Keeping Community During the Frigid Months

Sara Grochowski
Do It Green! Minnesota


Springtime in Minnesota means waiting for the snow to melt, analyzing when the last thaw will happen and slowly emerging from hibernation. It can also often mean “re-meeting” the neighbors… the ones you saw raking leaves in October and, after the first snowfall, wondered if they relocated to warmer weather. Chances are, your neighbors may have thought the same about you. Winter can be harsh in Minnesota but keeping and building community with your neighbors can be just as vital to your health.
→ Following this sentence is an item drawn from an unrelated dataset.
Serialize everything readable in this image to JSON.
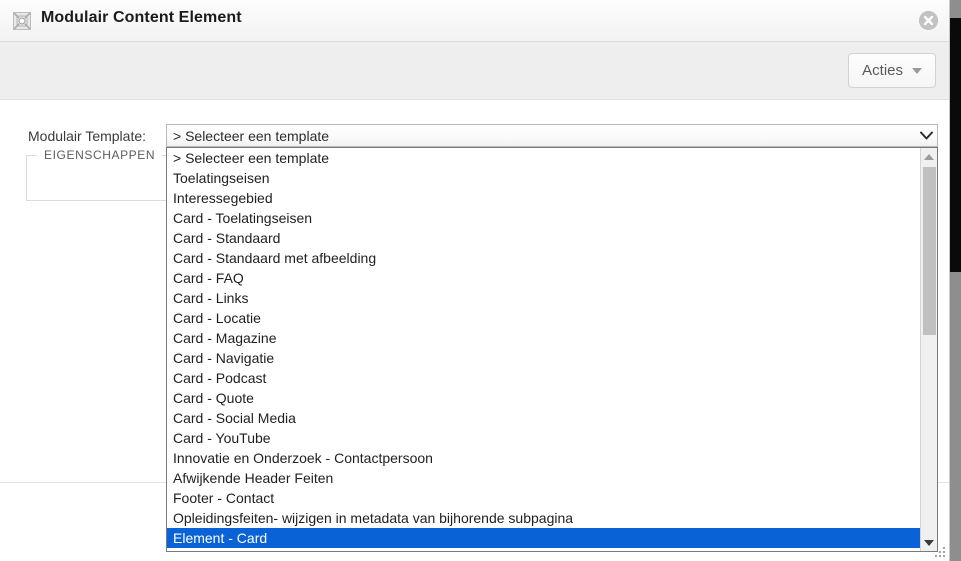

  • Host a neighborhood potluck. Send out invitations with specifics on what to bring (such as appetizer, main dish, dessert) and reconnect with your neighbors.
  • Bake and decorate cookies. Then deliver bags to your neighbors.
  • Create a neighborhood/block newsletter on your computer. Give each neighbor an age appropriate job. Email or drop off the finished newsletter.
  • Shovel when your neighbors are out.
  • Build an igloo in the front yard and gather the neighbors to help. When properly constructed, the temperature inside an igloo will remain between 19° F and 61° F with just body heat, even if the temperature outside dips to −49° F. Search on wikiHow for detailed instructions, then recruit your family and neighbors to help. Have someone stay inside to routinely fuel everyone with hot chocolate and energy bars.
  • Organize a winter block party either outside or have each participant host a snack in their home and go door to door visiting and eating.
  • Work with your local community center and organize a day of winter olympics. Games could be indoor or outdoor. Use your imagination to plan the games.
  • Be creative. Even the smallest gestures can create a communal feel in your area.